For Douglas Keesey, the crucial point here is that Paul assigns Annie the phallus only so that he may “identify with it and appropriate it for himself.”[20] In psychoanalytic terms, Paul thus “allays his castration anxiety” first through a “festishistic idealization of Annie as phallic mother,” and then through “an attempt to castrate the phallic mother as proof of his superior potency.”[21] His ordeal is, as such, reimagined as a test of masculine omnipotence, through which patriarchal systems of moral and social order can be reaffirmed. Coupled with the film’s representation of a seemingly feminized, “vulnerably embodied male authorship in crisis,” then, is a newly reconstructed “masculinization of the writing process,” epitomized in Paul’s utilization of the typewriter as a tangible weapon to finally overcome the female monster.[22] With this in mind, it is important to recognize that, while the presence of the monstrous-feminine in Misery does challenge the view that the male is almost always situated in an active, sadistic position and the female in a passive, masochistic one, Annie’s existence still speaks to us more about male anxieties and fears than female desire, feminine subjectivity, or feminist creativity. That is to say, even as the film appears to offer a transgressive rebellion against gendered norms, in effectively “remasculinizing writing as an embodied process, a process embodied as male,” the presence of the monstrous-feminine is accordingly stylized within particular androcentric codes that protect male dominant power structures.[23] As Paul explains, “Annie Wilkes, that whole experience, helped me,” ultimately providing him with the means to finally write a “serious” novel that he can be proud of. Annie’s story, on the other hand – like Frankenstein’s female monster before her – is destroyed before completion. In the classic gothic manner, the eruption of unlicensed (female) desire is, then, castigated, contained, and controlled by governing (male) systems of limitation. Yet given that the spectre of Annie – and the gendered anxieties and tensions that she evokes – still remains at the close, Misery nonetheless suggests that, beneath its (re)assertion of masculinity, is an expression of woman’s enduring power in difference–because “without it, what else is there…?”
Notes:
[1] King, Misery, 14; King, Carrie, 257; King, The Shining, 237; King, Dolores Claiborne, 155.
Works Cited:
Appignanesi, Lisa. Mad, Bad and Sad: A History of Women and the Mind Doctors from 1800 to the Present. Hachette, 2011.

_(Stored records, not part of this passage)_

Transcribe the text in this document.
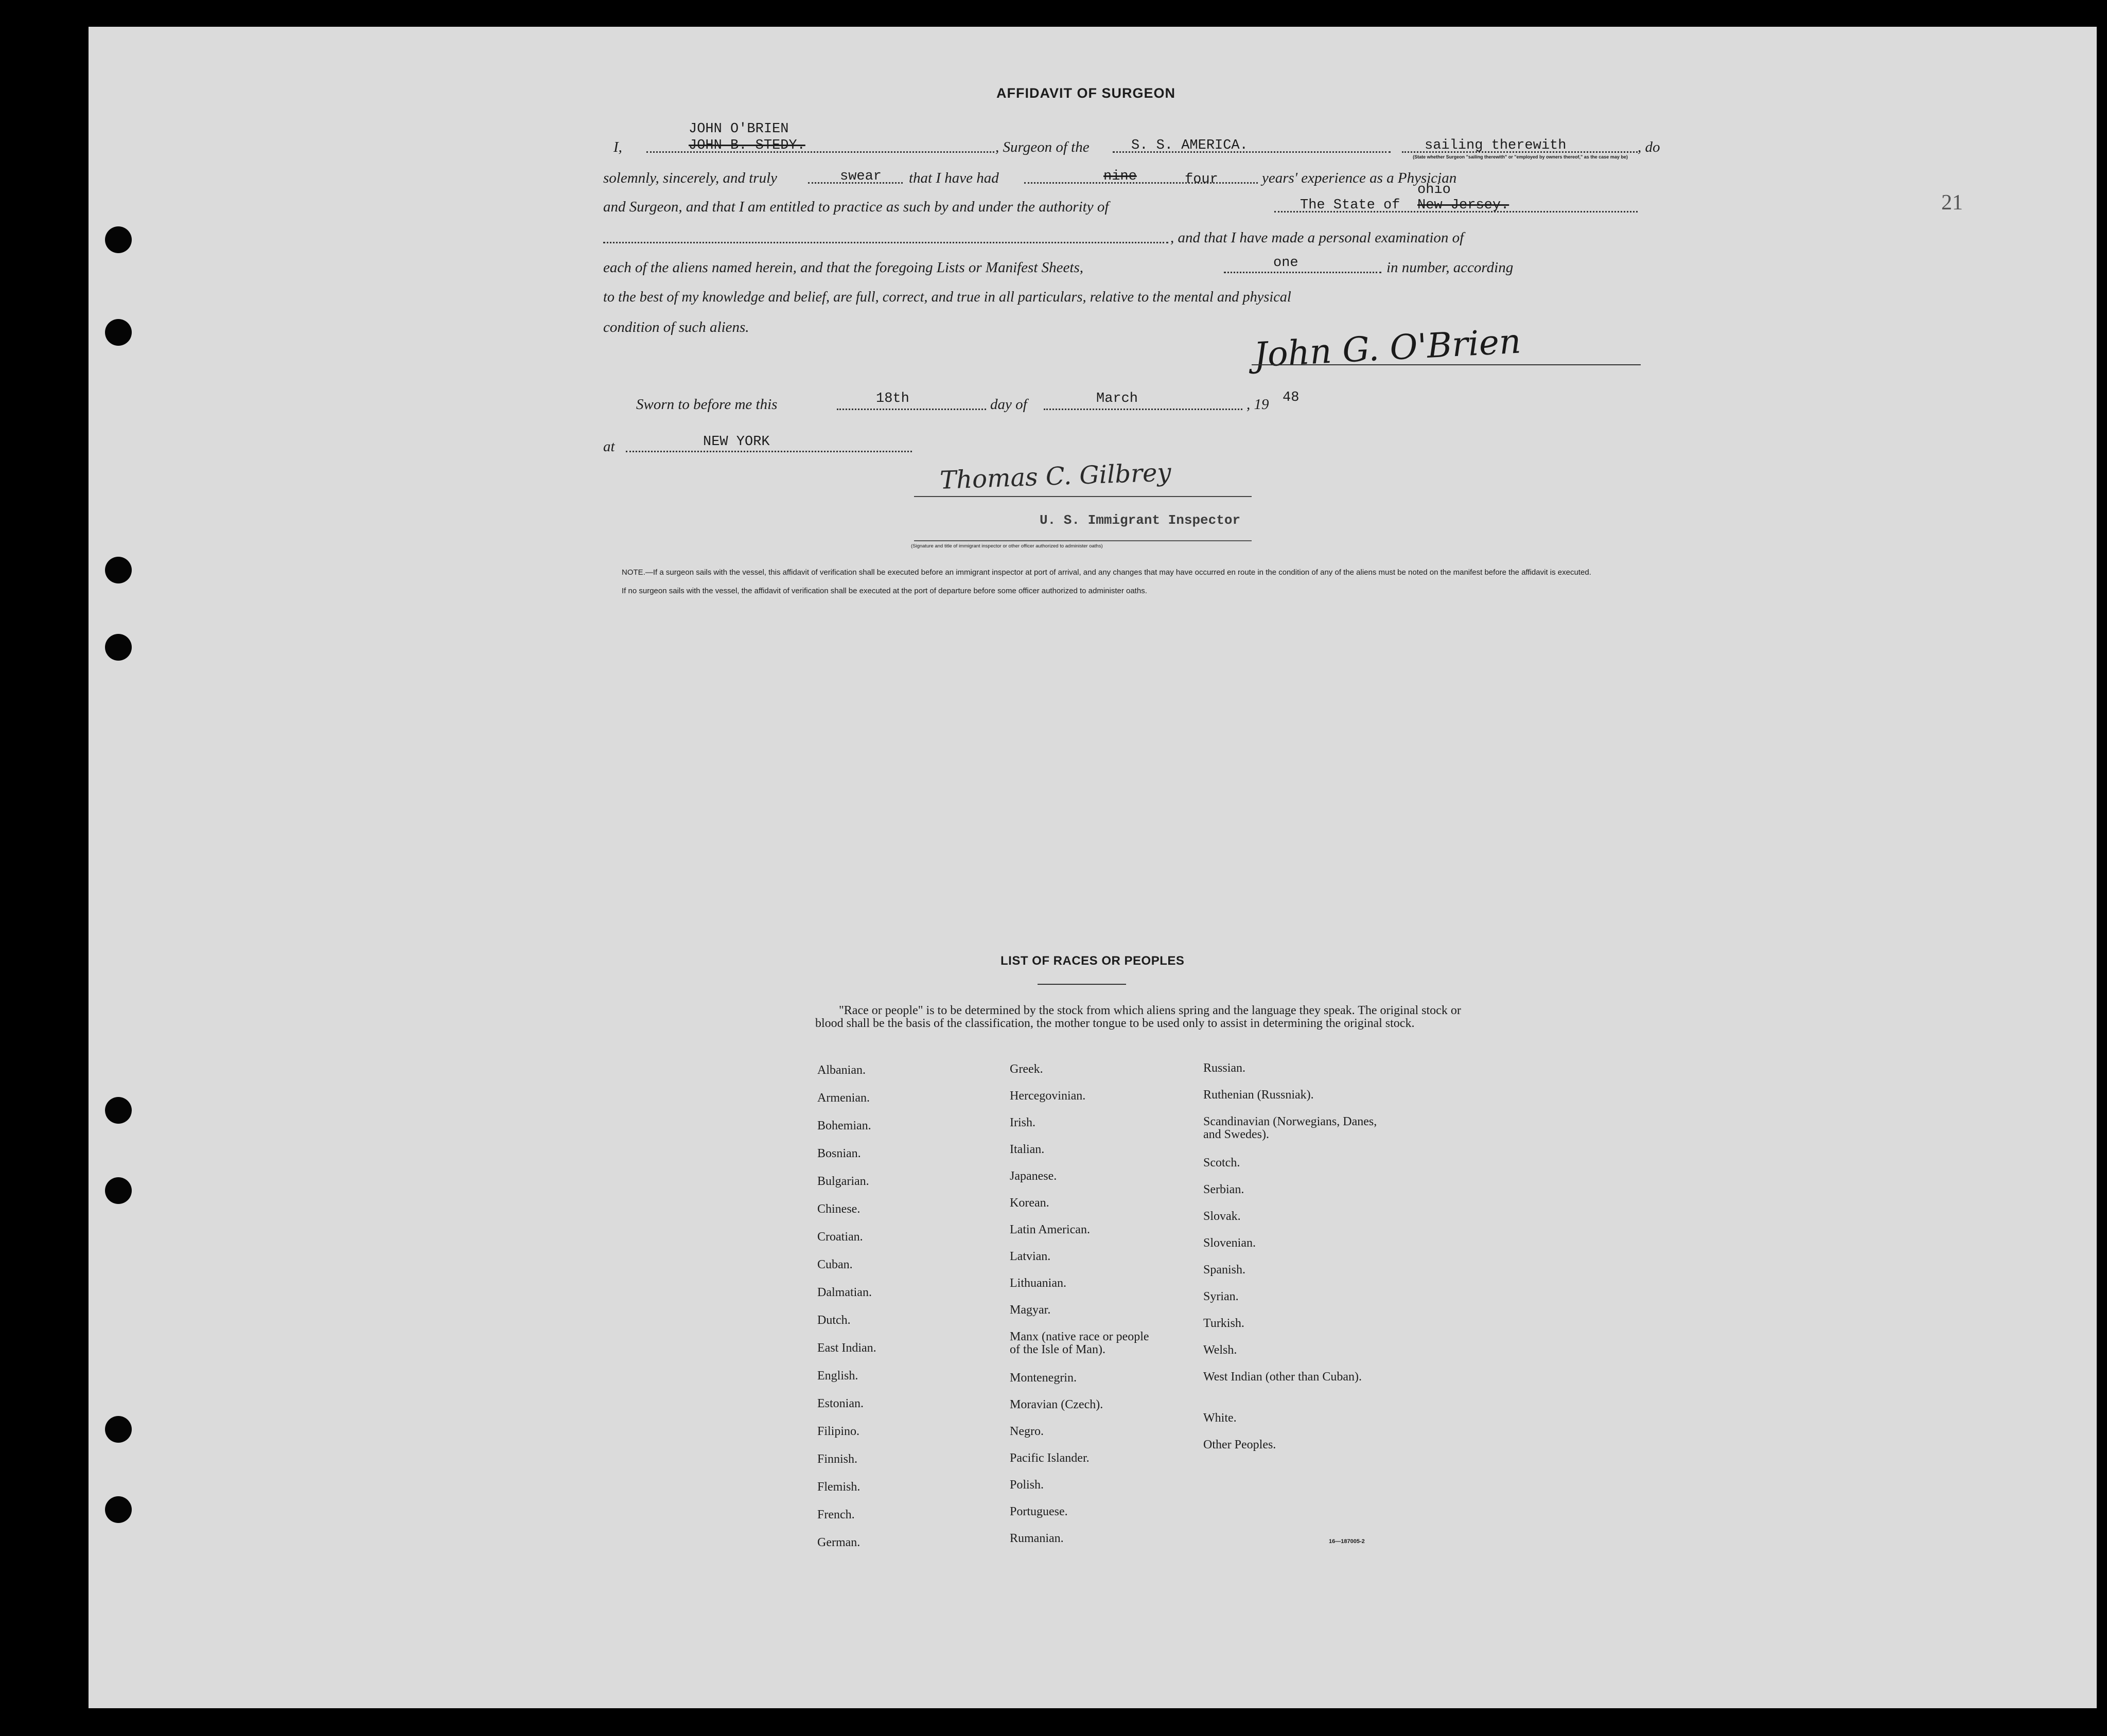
21
AFFIDAVIT OF SURGEON
I,
JOHN O'BRIEN
JOHN B. STEDY.	, Surgeon of the	S. S. AMERICA.	sailing therewith	, do
(State whether Surgeon "sailing therewith" or "employed by owners thereof," as the case may be)
solemnly, sincerely, and truly	swear that I have had	nine	four	years' experience as a Physician
and Surgeon, and that I am entitled to practice as such by and under the authority of	The State of
ohio
New Jersey.
, and that I have made a personal examination of
each of the aliens named herein, and that the foregoing Lists or Manifest Sheets,	one	in number, according
to the best of my knowledge and belief, are full, correct, and true in all particulars, relative to the mental and physical
condition of such aliens.	John G. O'Brien
Sworn to before me this	18th	day of	March	, 19 48
at	NEW YORK
Thomas C. Gilbrey
U. S. Immigrant Inspector
(Signature and title of immigrant inspector or other officer authorized to administer oaths)
NOTE.—If a surgeon sails with the vessel, this affidavit of verification shall be executed before an immigrant inspector at port of arrival, and any changes that may have occurred en route in the condition of any of the aliens must be noted on the manifest before the affidavit is executed.
If no surgeon sails with the vessel, the affidavit of verification shall be executed at the port of departure before some officer authorized to administer oaths.
LIST OF RACES OR PEOPLES
"Race or people" is to be determined by the stock from which aliens spring and the language they speak. The original stock or blood shall be the basis of the classification, the mother tongue to be used only to assist in determining the original stock.
Albanian.
Armenian.
Bohemian.
Bosnian.
Bulgarian.
Chinese.
Croatian.
Cuban.
Dalmatian.
Dutch.
East Indian.
English.
Estonian.
Filipino.
Finnish.
Flemish.
French.
German.
Greek.
Hercegovinian.
Irish.
Italian.
Japanese.
Korean.
Latin American.
Latvian.
Lithuanian.
Magyar.
Manx (native race or people of the Isle of Man).
Montenegrin.
Moravian (Czech).
Negro.
Pacific Islander.
Polish.
Portuguese.
Rumanian.
Russian.
Ruthenian (Russniak).
Scandinavian (Norwegians, Danes, and Swedes).
Scotch.
Serbian.
Slovak.
Slovenian.
Spanish.
Syrian.
Turkish.
Welsh.
West Indian (other than Cuban).
White.
Other Peoples.
16—187005-2
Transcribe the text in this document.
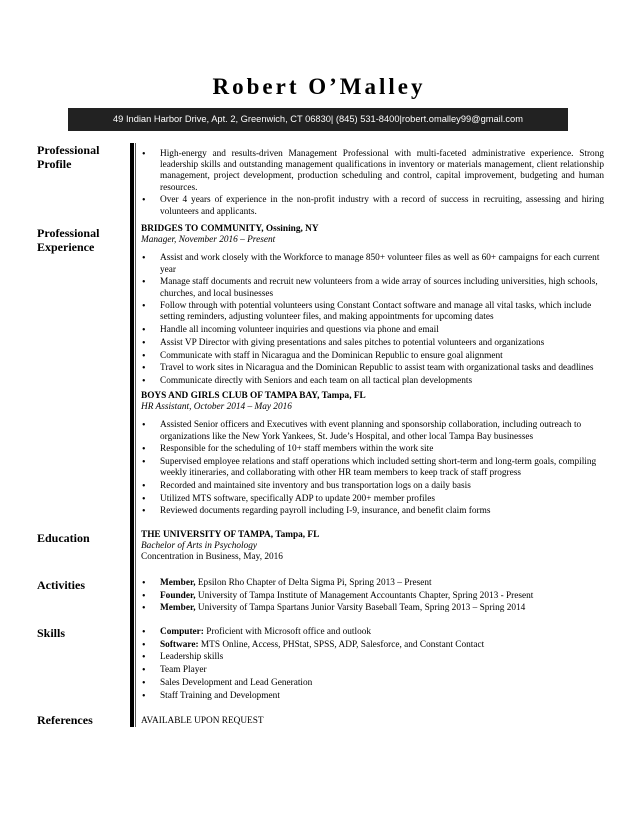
Robert O’Malley
49 Indian Harbor Drive, Apt. 2, Greenwich, CT 06830| (845) 531-8400|robert.omalley99@gmail.com
Professional
Profile
• High-energy and results-driven Management Professional with multi-faceted administrative experience. Strong leadership skills and outstanding management qualifications in inventory or materials management, client relationship management, project development, production scheduling and control, capital improvement, budgeting and human resources.
• Over 4 years of experience in the non-profit industry with a record of success in recruiting, assessing and hiring volunteers and applicants.
Professional
Experience
BRIDGES TO COMMUNITY, Ossining, NY
Manager, November 2016 – Present
• Assist and work closely with the Workforce to manage 850+ volunteer files as well as 60+ campaigns for each current year
• Manage staff documents and recruit new volunteers from a wide array of sources including universities, high schools, churches, and local businesses
• Follow through with potential volunteers using Constant Contact software and manage all vital tasks, which include setting reminders, adjusting volunteer files, and making appointments for upcoming dates
• Handle all incoming volunteer inquiries and questions via phone and email
• Assist VP Director with giving presentations and sales pitches to potential volunteers and organizations
• Communicate with staff in Nicaragua and the Dominican Republic to ensure goal alignment
• Travel to work sites in Nicaragua and the Dominican Republic to assist team with organizational tasks and deadlines
• Communicate directly with Seniors and each team on all tactical plan developments
BOYS AND GIRLS CLUB OF TAMPA BAY, Tampa, FL
HR Assistant, October 2014 – May 2016
• Assisted Senior officers and Executives with event planning and sponsorship collaboration, including outreach to organizations like the New York Yankees, St. Jude’s Hospital, and other local Tampa Bay businesses
• Responsible for the scheduling of 10+ staff members within the work site
• Supervised employee relations and staff operations which included setting short-term and long-term goals, compiling weekly itineraries, and collaborating with other HR team members to keep track of staff progress
• Recorded and maintained site inventory and bus transportation logs on a daily basis
• Utilized MTS software, specifically ADP to update 200+ member profiles
• Reviewed documents regarding payroll including I-9, insurance, and benefit claim forms
Education	THE UNIVERSITY OF TAMPA, Tampa, FL
Bachelor of Arts in Psychology
Concentration in Business, May, 2016
Activities	• Member, Epsilon Rho Chapter of Delta Sigma Pi, Spring 2013 – Present
• Founder, University of Tampa Institute of Management Accountants Chapter, Spring 2013 - Present
• Member, University of Tampa Spartans Junior Varsity Baseball Team, Spring 2013 – Spring 2014
Skills	• Computer: Proficient with Microsoft office and outlook
• Software: MTS Online, Access, PHStat, SPSS, ADP, Salesforce, and Constant Contact
• Leadership skills
• Team Player
• Sales Development and Lead Generation
• Staff Training and Development
References	AVAILABLE UPON REQUEST
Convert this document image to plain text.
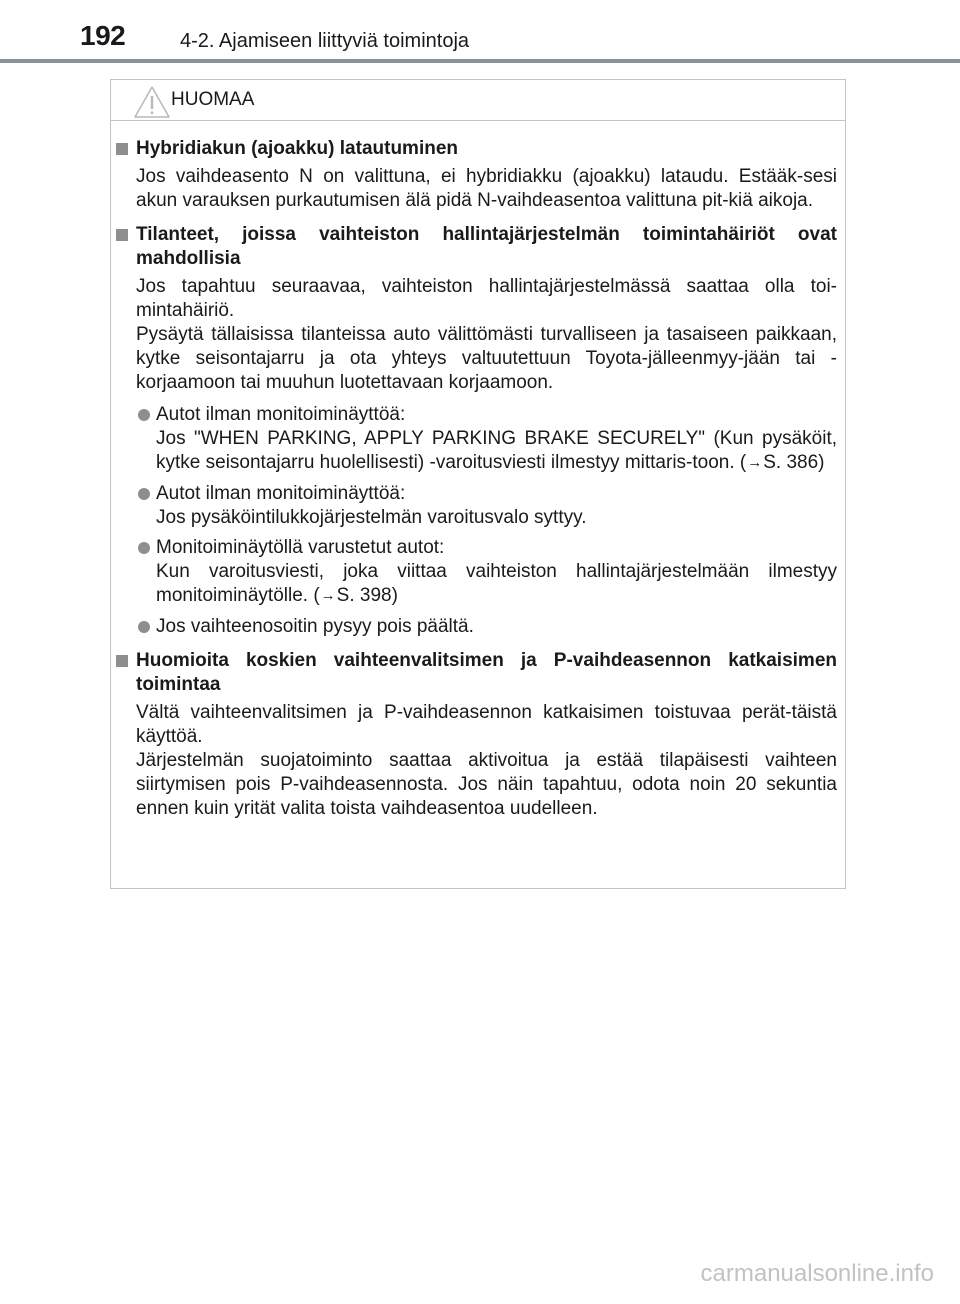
192	4-2. Ajamiseen liittyviä toimintoja
HUOMAA
Hybridiakun (ajoakku) latautuminen
Jos vaihdeasento N on valittuna, ei hybridiakku (ajoakku) lataudu. Estääk-sesi akun varauksen purkautumisen älä pidä N-vaihdeasentoa valittuna pit-kiä aikoja.
Tilanteet, joissa vaihteiston hallintajärjestelmän toimintahäiriöt ovat mahdollisia
Jos tapahtuu seuraavaa, vaihteiston hallintajärjestelmässä saattaa olla toi-mintahäiriö.
Pysäytä tällaisissa tilanteissa auto välittömästi turvalliseen ja tasaiseen paikkaan, kytke seisontajarru ja ota yhteys valtuutettuun Toyota-jälleenmyy-jään tai -korjaamoon tai muuhun luotettavaan korjaamoon.
Autot ilman monitoiminäyttöä:
Jos "WHEN PARKING, APPLY PARKING BRAKE SECURELY" (Kun pysäköit, kytke seisontajarru huolellisesti) -varoitusviesti ilmestyy mittaris-toon. (→S. 386)
Autot ilman monitoiminäyttöä:
Jos pysäköintilukkojärjestelmän varoitusvalo syttyy.
Monitoiminäytöllä varustetut autot:
Kun varoitusviesti, joka viittaa vaihteiston hallintajärjestelmään ilmestyy monitoiminäytölle. (→S. 398)
Jos vaihteenosoitin pysyy pois päältä.
Huomioita koskien vaihteenvalitsimen ja P-vaihdeasennon katkaisimen toimintaa
Vältä vaihteenvalitsimen ja P-vaihdeasennon katkaisimen toistuvaa perät-täistä käyttöä.
Järjestelmän suojatoiminto saattaa aktivoitua ja estää tilapäisesti vaihteen siirtymisen pois P-vaihdeasennosta. Jos näin tapahtuu, odota noin 20 sekuntia ennen kuin yrität valita toista vaihdeasentoa uudelleen.
carmanualsonline.info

Creed, Barbara. The Monstrous-Feminine: Film, Feminism, Psychoanalysis. Routledge, 2015.
Gilbert, Sandra, and Susan Gubar. The Madwoman in the Attic: The Woman Writer and the Nineteenth-Century Literary Imagination. Yale University Press, 2000.
Keesey, Douglas. “‘Your Legs Must Be Singing Grand Opera’: Masculinity, Masochism, and Stephen King’s Misery.” American Imago, vol. 59, no. 1, 2002, pp. 53-71.
King, Stephen. Carrie. Doubleday, 1974.
—. Danse Macabre. Everest House, 1991.
—. Dolores Claireborne. Viking, 1992.
—. Misery. Viking, 1987.
—. The Shining. Doubleday, 1977.
Lant, Kathleen Margaret. “The Rape of Constant Reader: Stephen King’s Construction of the Female Reader and Violation of the Female Body in Misery.” Contributions to the Study of Popular Culture, edited by Kathleen Margaret Lant and Theresa Thompson, Greenwood, 1998, pp. 159-81.
Magistrale, Tony. Hollywood’s Stephen King. Palgrave Macmillan, 2003.
Misery. Directed by Rob Reiner, Columbia Pictures, 1990.
Mulvey, Laura. “Visual Pleasure and Narrative Cinema.” Screen, vol. 16, no. 3, 1975, pp. 6-18.
Robinson, Sally. Marked Men: White Masculinity in Crisis. Columbia University Press, 2000.
Williams, Linda. “When the Woman Looks.” Re-Vision: Essays in Feminist Film Criticism, edited by Mary Anne Doane, Patricia Mellencamp, and Linda Williams. University Publications of America, 1984, pp. 83-99.